I attended the meeting in which the two students who went on the exchange last year gave a brief presentation and answered questions from students thinking of applying. I have included here the notes taken during this talk. For me, the most important practical information I learned that your flights and rent would be paid for, and that you would receive the free use of a bike. The most exciting aspect of the teaching in Japan was that it is more outcome based and focused on developing skills. This really appealed to me as often I can feel quite conflicted between clarifying the rationale between my practise and wanting to make technically impressive work. I still struggle with this, and think maybe I either need to focus on one aim or consciously to bridge the gap I feel between the two.

 

 

In these notes I am trying to categorise my reasons for wanting to go on the exchange so that my statement of intent fully covers all the bases specified. Below are links to my completed form and the accompanying flickr portfolio I was required to make.

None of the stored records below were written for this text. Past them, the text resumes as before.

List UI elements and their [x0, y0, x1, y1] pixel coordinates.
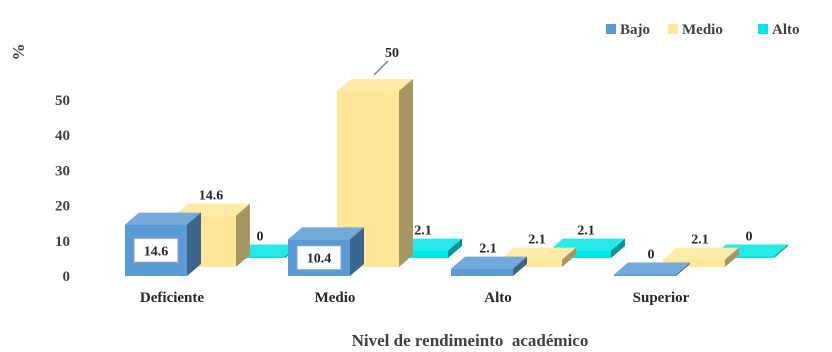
data-label: 10.4: [307, 252, 332, 267]
data-label: 2.1: [414, 224, 432, 239]
bar: 2.1: [663, 233, 739, 267]
bar: 14.6: [125, 212, 201, 276]
legend-swatch: [606, 24, 616, 34]
bars: 0 2.1 2.1 0 14.6 50 2.1 2.1 14.6 10.4 2.1 0: [125, 46, 788, 276]
legend: Bajo Medio Alto: [606, 22, 800, 38]
legend-label: Medio: [682, 22, 723, 38]
data-label: 0: [746, 230, 753, 245]
y-tick-label: 10: [55, 234, 70, 250]
bar: 2.1: [451, 242, 527, 276]
y-axis-ticks: 0 10 20 30 40 50: [55, 93, 70, 285]
legend-swatch: [668, 24, 678, 34]
bar: 10.4: [288, 227, 364, 276]
bar: 0: [614, 248, 690, 276]
legend-label: Bajo: [620, 22, 650, 38]
y-tick-label: 50: [55, 93, 70, 109]
y-axis-title: %: [9, 44, 28, 61]
data-label: 2.1: [691, 233, 709, 248]
y-tick-label: 0: [63, 269, 71, 285]
data-label: 0: [648, 248, 655, 263]
data-label: 2.1: [577, 224, 595, 239]
data-label: 50: [385, 46, 399, 61]
y-tick-label: 30: [55, 163, 70, 179]
category-label: Deficiente: [140, 290, 204, 306]
legend-label: Alto: [772, 22, 800, 38]
x-axis-categories: Deficiente Medio Alto Superior: [140, 290, 690, 306]
category-label: Medio: [315, 290, 356, 306]
x-axis-title: Nivel de rendimeinto académico: [352, 331, 589, 350]
bar: 2.1: [500, 233, 576, 267]
data-label: 2.1: [528, 233, 546, 248]
data-label: 0: [257, 230, 264, 245]
data-label: 14.6: [199, 189, 224, 204]
category-label: Alto: [484, 290, 512, 306]
data-label: 14.6: [144, 244, 169, 259]
y-tick-label: 40: [55, 128, 70, 144]
category-label: Superior: [633, 290, 690, 306]
y-tick-label: 20: [55, 199, 70, 215]
data-label: 2.1: [479, 242, 497, 257]
legend-swatch: [758, 24, 768, 34]
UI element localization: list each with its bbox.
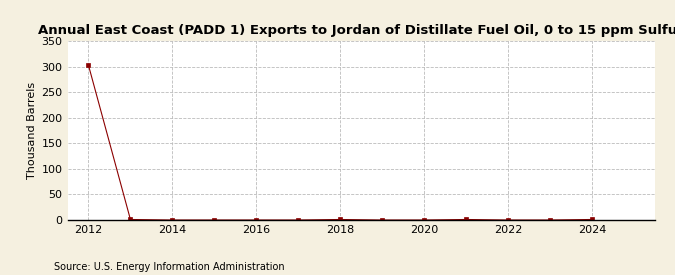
Y-axis label: Thousand Barrels: Thousand Barrels — [28, 82, 37, 179]
Title: Annual East Coast (PADD 1) Exports to Jordan of Distillate Fuel Oil, 0 to 15 ppm: Annual East Coast (PADD 1) Exports to Jo… — [38, 24, 675, 37]
Text: Source: U.S. Energy Information Administration: Source: U.S. Energy Information Administ… — [54, 262, 285, 272]
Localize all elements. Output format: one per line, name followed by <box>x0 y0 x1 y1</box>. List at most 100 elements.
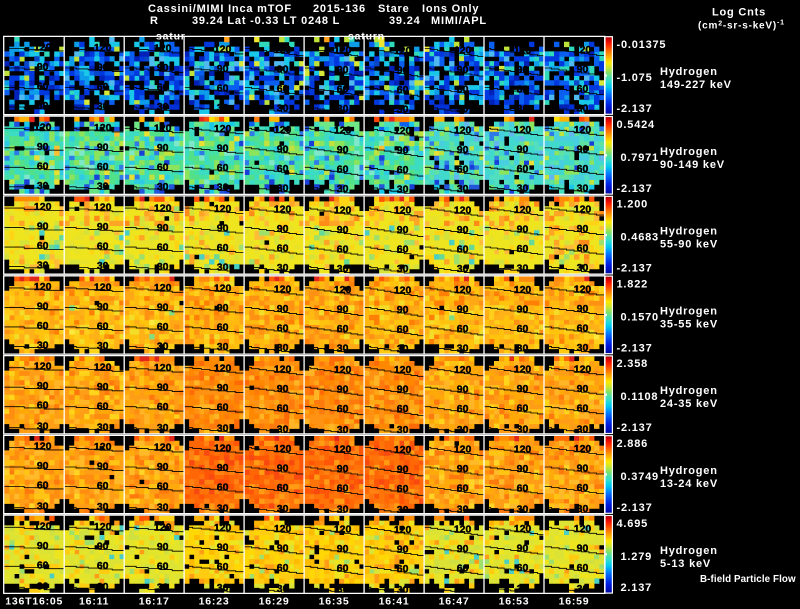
svg-text:30: 30 <box>337 504 349 516</box>
svg-text:120: 120 <box>154 282 172 294</box>
svg-text:90: 90 <box>97 540 109 552</box>
svg-text:120: 120 <box>34 201 52 213</box>
svg-text:60: 60 <box>397 84 409 96</box>
svg-text:90: 90 <box>97 141 109 153</box>
svg-text:30: 30 <box>217 182 229 194</box>
svg-text:60: 60 <box>517 482 529 494</box>
svg-text:60: 60 <box>277 402 289 414</box>
svg-text:120: 120 <box>94 42 112 54</box>
svg-text:120: 120 <box>574 363 592 375</box>
svg-text:30: 30 <box>517 342 529 354</box>
svg-text:90: 90 <box>517 144 529 156</box>
svg-text:90: 90 <box>337 463 349 475</box>
svg-text:90: 90 <box>97 301 109 313</box>
svg-text:39.24: 39.24 <box>389 15 421 27</box>
svg-text:60: 60 <box>337 483 349 495</box>
svg-text:1.279: 1.279 <box>621 551 653 563</box>
svg-text:30: 30 <box>457 103 469 115</box>
svg-text:16:59: 16:59 <box>559 596 590 608</box>
svg-text:120: 120 <box>334 204 352 216</box>
svg-text:120: 120 <box>334 45 352 57</box>
svg-text:120: 120 <box>214 363 232 375</box>
svg-text:120: 120 <box>394 205 412 217</box>
svg-text:60: 60 <box>277 562 289 574</box>
svg-text:30: 30 <box>577 103 589 115</box>
svg-text:satur: satur <box>156 31 186 43</box>
svg-text:30: 30 <box>397 263 409 275</box>
svg-text:60: 60 <box>157 162 169 174</box>
svg-text:60: 60 <box>97 161 109 173</box>
svg-text:60: 60 <box>457 323 469 335</box>
svg-text:60: 60 <box>37 400 49 412</box>
svg-text:24-35 keV: 24-35 keV <box>660 398 718 410</box>
svg-text:60: 60 <box>517 323 529 335</box>
svg-text:30: 30 <box>157 422 169 434</box>
svg-text:120: 120 <box>334 364 352 376</box>
svg-text:120: 120 <box>454 284 472 296</box>
svg-text:16:11: 16:11 <box>79 596 109 608</box>
svg-text:60: 60 <box>277 83 289 95</box>
svg-text:90: 90 <box>397 65 409 77</box>
svg-text:60: 60 <box>97 321 109 333</box>
svg-text:120: 120 <box>514 443 532 455</box>
svg-text:30: 30 <box>517 183 529 195</box>
svg-text:90: 90 <box>97 62 109 74</box>
svg-text:90: 90 <box>517 463 529 475</box>
svg-text:30: 30 <box>457 343 469 355</box>
svg-text:90: 90 <box>37 380 49 392</box>
svg-text:120: 120 <box>394 444 412 456</box>
svg-text:Stare: Stare <box>378 3 410 15</box>
svg-text:120: 120 <box>274 284 292 296</box>
svg-text:30: 30 <box>337 263 349 275</box>
svg-text:60: 60 <box>37 240 49 252</box>
svg-text:60: 60 <box>517 403 529 415</box>
svg-text:90: 90 <box>277 542 289 554</box>
svg-text:90: 90 <box>217 542 229 554</box>
svg-text:60: 60 <box>397 164 409 176</box>
svg-text:60: 60 <box>157 321 169 333</box>
svg-text:60: 60 <box>37 559 49 571</box>
svg-text:120: 120 <box>154 442 172 454</box>
svg-text:120: 120 <box>154 522 172 534</box>
svg-text:90: 90 <box>397 304 409 316</box>
svg-text:120: 120 <box>394 125 412 137</box>
svg-text:90: 90 <box>97 461 109 473</box>
svg-text:60: 60 <box>457 243 469 255</box>
svg-text:90: 90 <box>37 460 49 472</box>
svg-text:90: 90 <box>577 383 589 395</box>
svg-text:2015-136: 2015-136 <box>313 3 366 15</box>
svg-text:90: 90 <box>277 143 289 155</box>
svg-text:120: 120 <box>394 45 412 57</box>
svg-text:90: 90 <box>37 300 49 312</box>
svg-text:90: 90 <box>97 221 109 233</box>
svg-text:120: 120 <box>514 284 532 296</box>
svg-text:60: 60 <box>457 563 469 575</box>
svg-text:90: 90 <box>517 383 529 395</box>
svg-text:60: 60 <box>577 163 589 175</box>
svg-text:60: 60 <box>517 243 529 255</box>
svg-text:30: 30 <box>277 262 289 274</box>
svg-text:30: 30 <box>37 501 49 513</box>
svg-text:90-149 keV: 90-149 keV <box>660 159 725 171</box>
svg-text:60: 60 <box>457 164 469 176</box>
svg-text:60: 60 <box>157 481 169 493</box>
svg-text:60: 60 <box>397 403 409 415</box>
svg-text:120: 120 <box>274 124 292 136</box>
svg-text:60: 60 <box>97 241 109 253</box>
svg-text:90: 90 <box>577 463 589 475</box>
svg-text:136T16:05: 136T16:05 <box>5 596 63 608</box>
svg-text:0.3749: 0.3749 <box>621 471 659 483</box>
svg-text:60: 60 <box>577 562 589 574</box>
svg-text:60: 60 <box>217 162 229 174</box>
svg-text:90: 90 <box>457 224 469 236</box>
svg-text:-2.137: -2.137 <box>617 103 653 115</box>
svg-text:30: 30 <box>157 181 169 193</box>
svg-text:60: 60 <box>37 160 49 172</box>
svg-text:0.4683: 0.4683 <box>621 232 659 244</box>
svg-text:Log Cnts: Log Cnts <box>712 7 766 19</box>
svg-text:120: 120 <box>334 125 352 137</box>
svg-text:5-13 keV: 5-13 keV <box>660 558 711 570</box>
svg-text:30: 30 <box>517 103 529 115</box>
svg-text:60: 60 <box>97 480 109 492</box>
svg-text:90: 90 <box>457 543 469 555</box>
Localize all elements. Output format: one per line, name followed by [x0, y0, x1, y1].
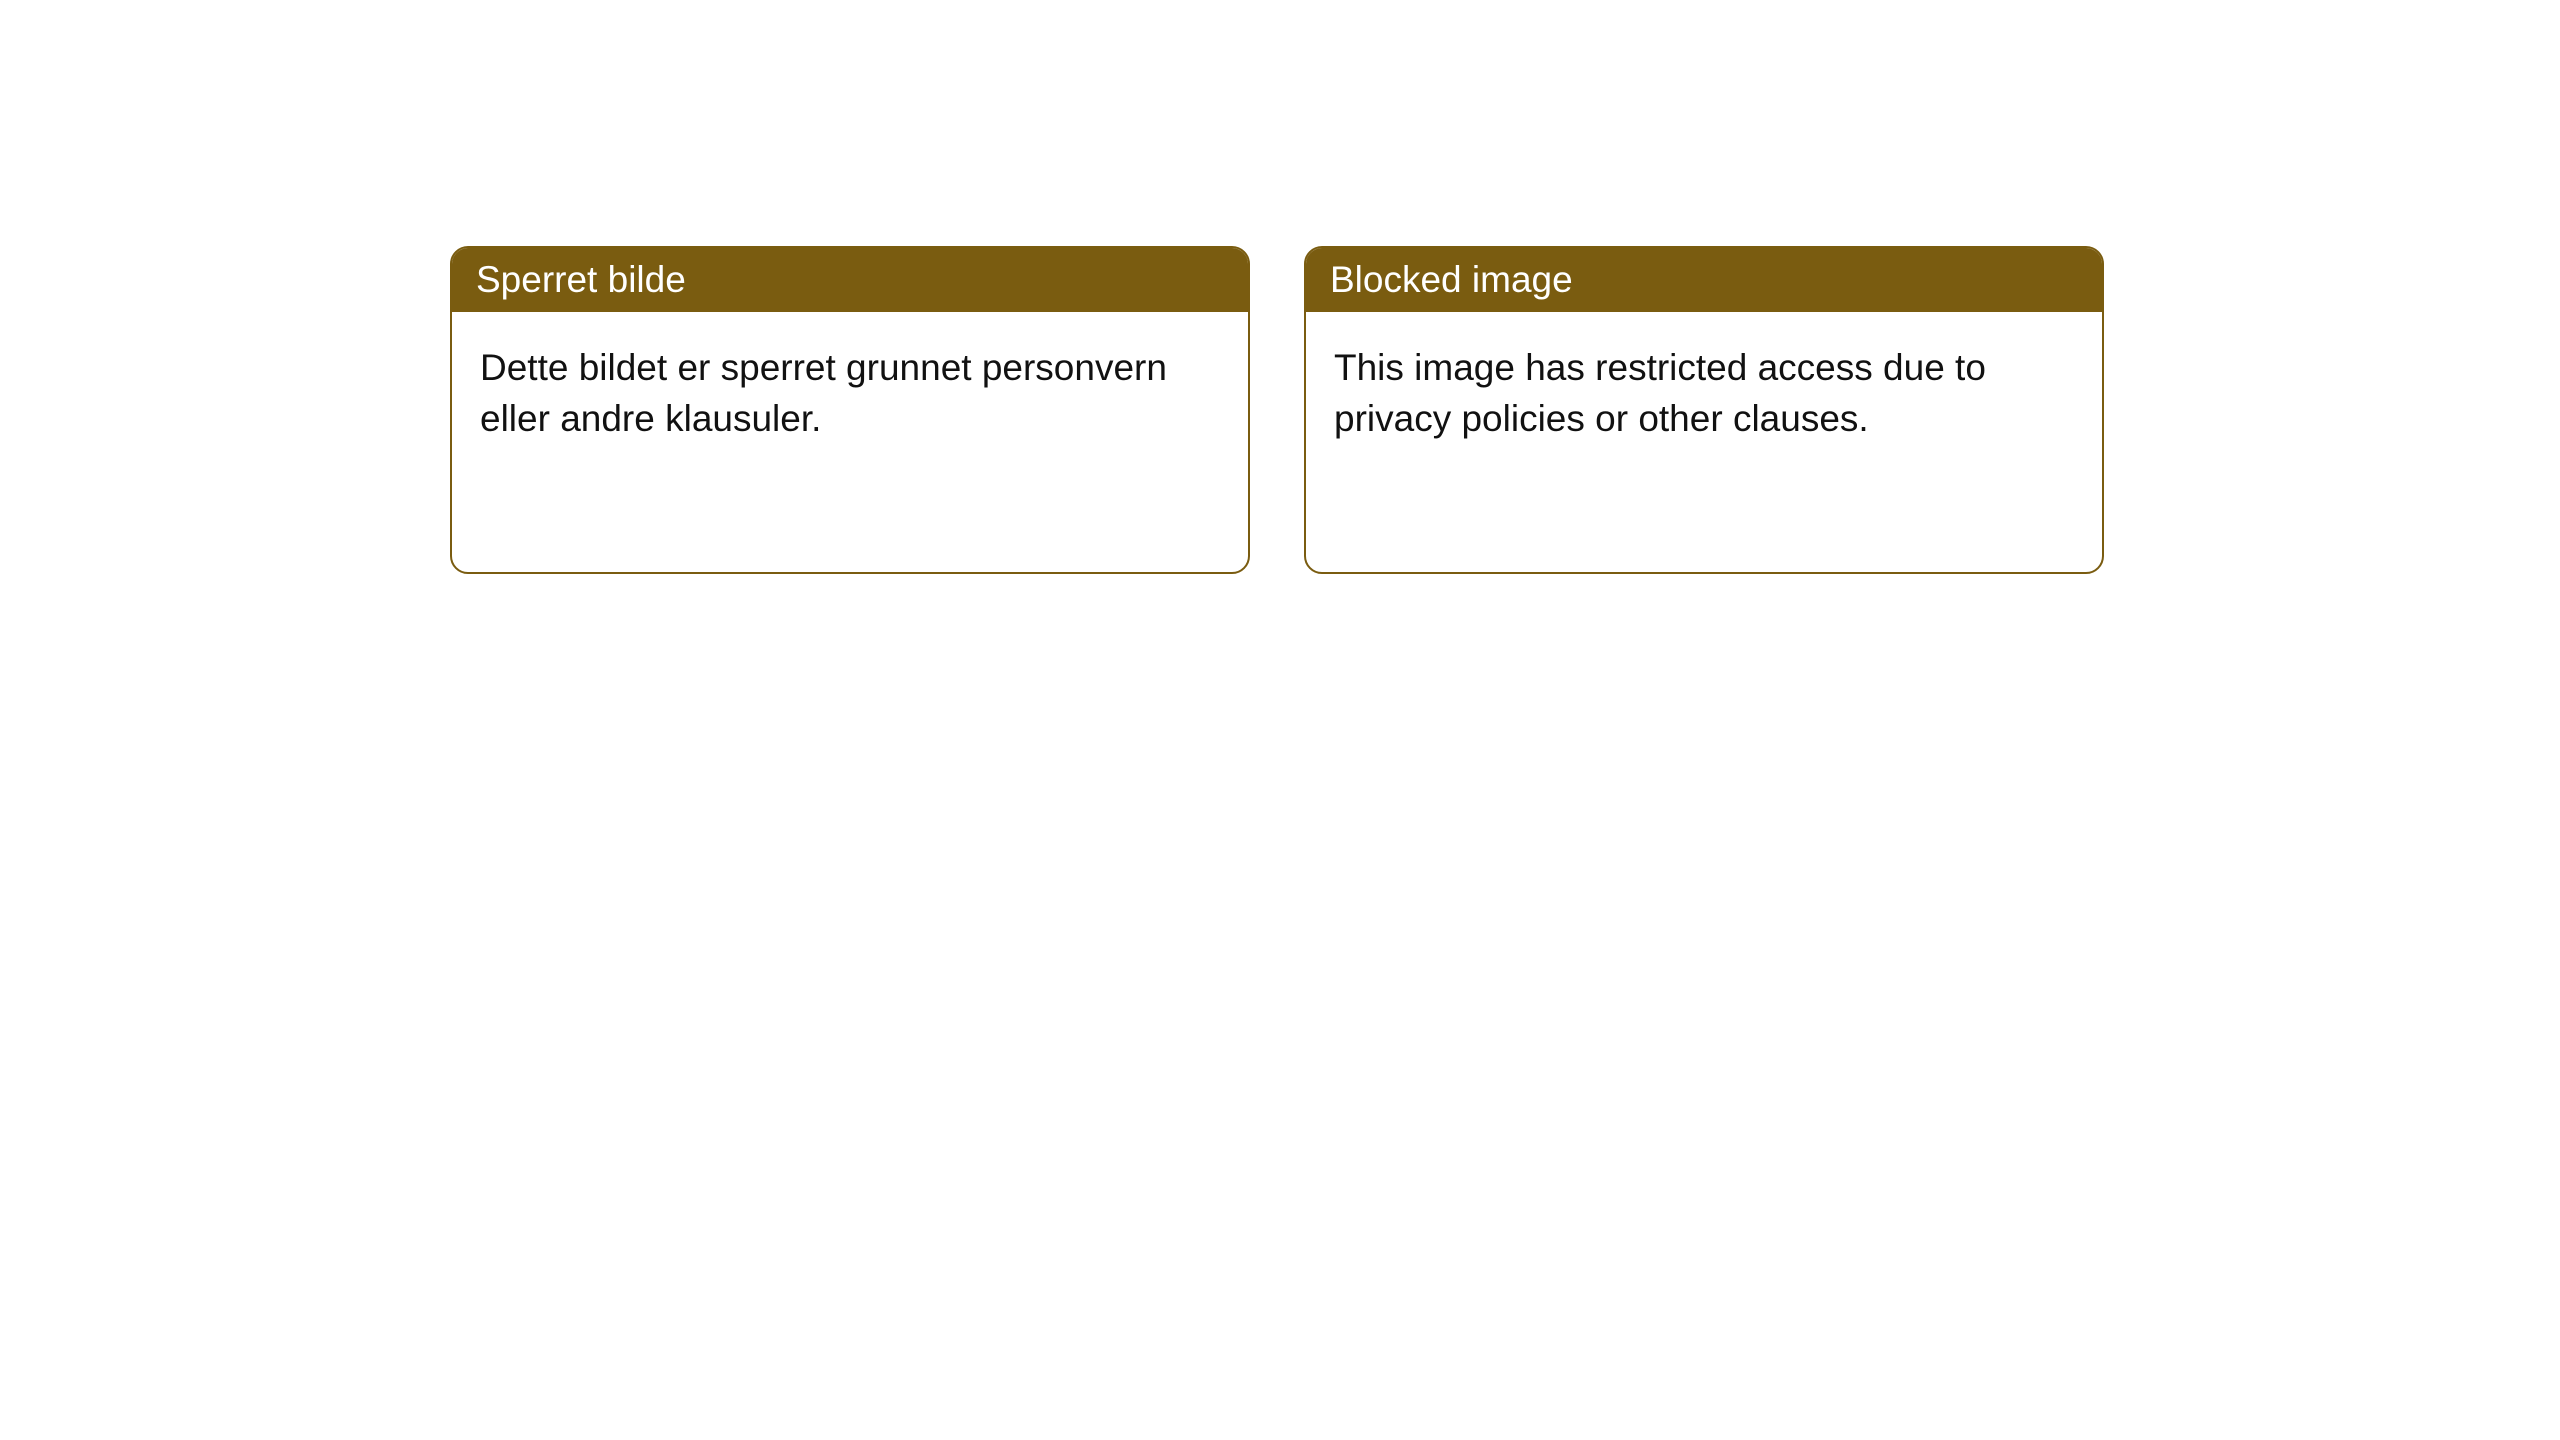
notice-card-body-norwegian: Dette bildet er sperret grunnet personve…: [452, 312, 1248, 572]
notice-card-header-english: Blocked image: [1306, 248, 2102, 312]
notice-card-norwegian: Sperret bilde Dette bildet er sperret gr…: [450, 246, 1250, 574]
notice-cards-container: Sperret bilde Dette bildet er sperret gr…: [450, 246, 2104, 574]
notice-card-body-english: This image has restricted access due to …: [1306, 312, 2102, 572]
notice-card-english: Blocked image This image has restricted …: [1304, 246, 2104, 574]
notice-card-header-norwegian: Sperret bilde: [452, 248, 1248, 312]
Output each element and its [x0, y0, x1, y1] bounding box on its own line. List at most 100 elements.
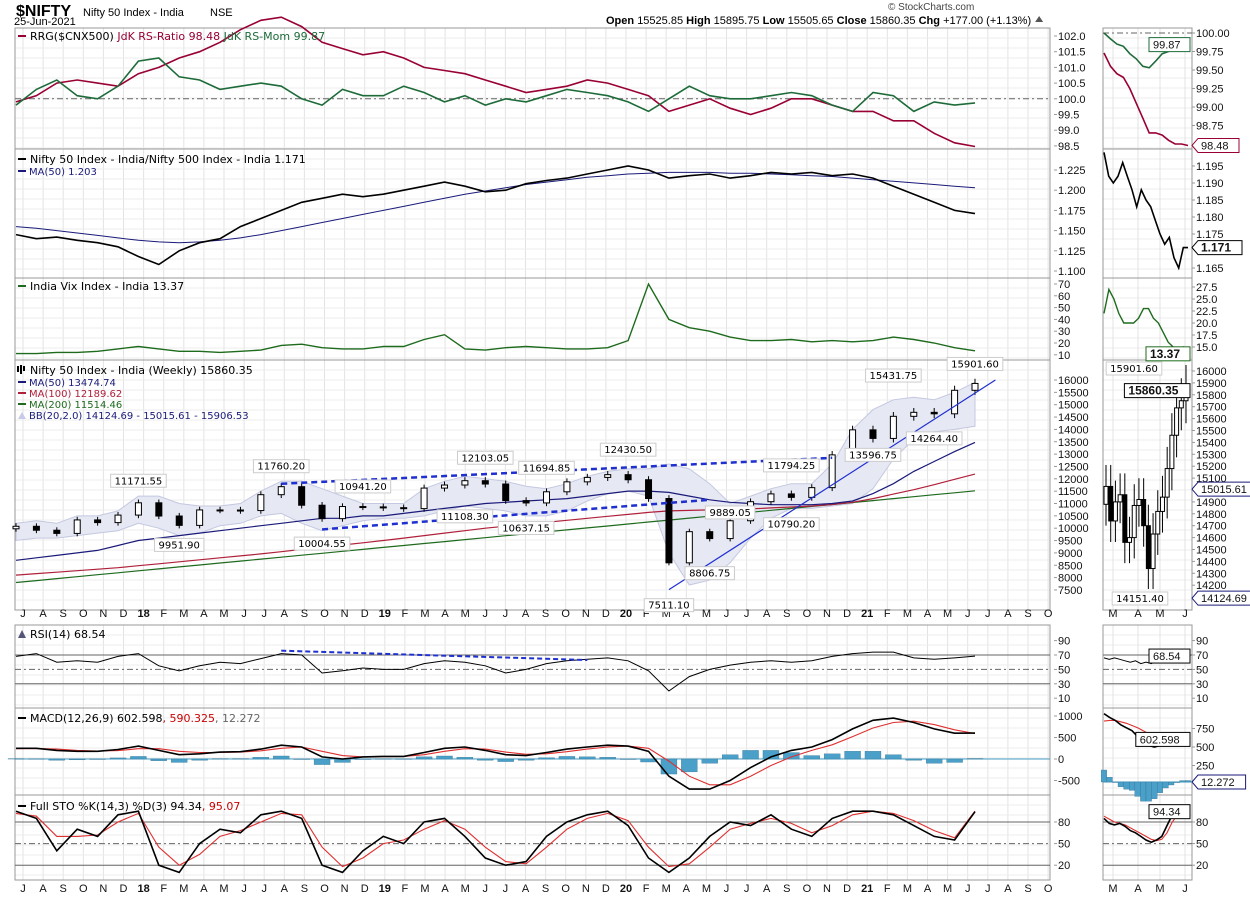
y-tick-label: 102.0 — [1058, 31, 1086, 43]
side-price-candle — [1108, 485, 1114, 522]
legend-swatch-vix — [18, 285, 26, 287]
price-tag: 15015.61 — [1201, 484, 1247, 496]
trendline[interactable] — [321, 498, 710, 531]
price-candle — [236, 509, 244, 512]
price-annotation: 15431.75 — [870, 371, 918, 382]
y-tick-label: 30 — [1058, 326, 1070, 338]
x-tick-label: S — [301, 883, 308, 895]
x-tick-label: J — [724, 608, 730, 620]
price-candle — [767, 493, 775, 503]
macd-hist-tag: 12.272 — [1201, 777, 1235, 789]
chg-value: +177.00 (+1.13%) — [943, 15, 1031, 27]
rs-ratio-line — [15, 16, 976, 148]
price-annotation: 10637.15 — [502, 523, 550, 534]
x-tick-label: F — [884, 608, 891, 620]
x-tick-label: D — [602, 608, 610, 620]
y-tick-label: 1.200 — [1058, 185, 1086, 197]
price-annotation: 12430.50 — [604, 445, 652, 456]
x-tick-label: J — [20, 883, 26, 895]
x-tick-label: O — [79, 608, 88, 620]
y-tick-label: 11000 — [1058, 499, 1088, 511]
y-tick-label: 16000 — [1058, 375, 1089, 387]
x-tick-label: A — [924, 883, 932, 895]
side-macd-histogram-bar — [1117, 781, 1124, 787]
price-annotation: 14264.40 — [910, 434, 958, 445]
price-annotation-box — [763, 517, 820, 532]
side-macd-histogram-bar — [1129, 781, 1135, 791]
macd-histogram-bar — [313, 758, 331, 765]
y-tick-label: 12000 — [1058, 474, 1089, 486]
side-y-tick-label: 15800 — [1196, 390, 1227, 402]
x-tick-label: J — [483, 608, 489, 620]
macd-histogram-bar — [905, 758, 922, 761]
macd-histogram-bar — [640, 758, 657, 763]
legend-swatch-rrg — [18, 35, 26, 37]
x-tick-label: O — [803, 883, 812, 895]
macd-histogram-bar — [191, 758, 208, 761]
price-candle — [624, 474, 632, 481]
side-y-tick-label: 15700 — [1196, 402, 1227, 414]
macd-histogram-bar — [946, 758, 963, 763]
legend-swatch-ma200 — [18, 403, 26, 405]
x-tick-label: O — [803, 608, 812, 620]
side-price-candle — [1169, 434, 1175, 470]
macd-histogram-bar — [926, 758, 943, 764]
y-tick-label: 0 — [1058, 754, 1064, 766]
side-y-tick-label: 22.5 — [1196, 306, 1217, 318]
side-y-tick-label: 14800 — [1196, 509, 1227, 521]
macd-histogram-bar — [721, 754, 739, 760]
price-candle — [971, 382, 979, 391]
side-y-tick-label: 90 — [1196, 636, 1208, 648]
rsi-trendline[interactable] — [281, 649, 588, 662]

https://www.flickr.com/photos/185530509@N08/sets/72157711741357927/with/49051290397/

Nagoya Exchange Application Form 2019-20

In hindsight I should have given myself more time to put together my application and portfolio, or alternatively been less hopeful. This exchange seemed most importantly, a really affordable opportunity to relocate somewhere completely different for a term. In my application I stressed my dislike of many aspects of the UK education system. It would probably have been better to focus on what I wanted to gain from going to Japan. After not getting in I largely let go of a lot of these sentiments, which makes me wonder how sincere I was being. Afterwards Jane, my tutor, congratulated me on my application and told me that if I had let her know with more time she could have reviewed my application, which would have made a huge difference to the quality. I am still trying to work through my aversion to asking for help. I was once told by a tutor that statistically the more upper class people are, the more they feel comfortable they are asking for assistance and receiving it. I can believe this, but do not want this fact to be an excuse for a characteristic that also has egotistical roots. Last night I watched an episode of the Great Pottery Throw Down on which one of the judges told a young contestant that overconfidence holds you back creatively, and that he wished he had tried harder to overcome it when he was younger. I do not think the perfect balance of confidence in some areas and humbleness in others is achievable, but it is good to try and realise where to direct more effort and less certainty, and where to focus on building up self-confidence.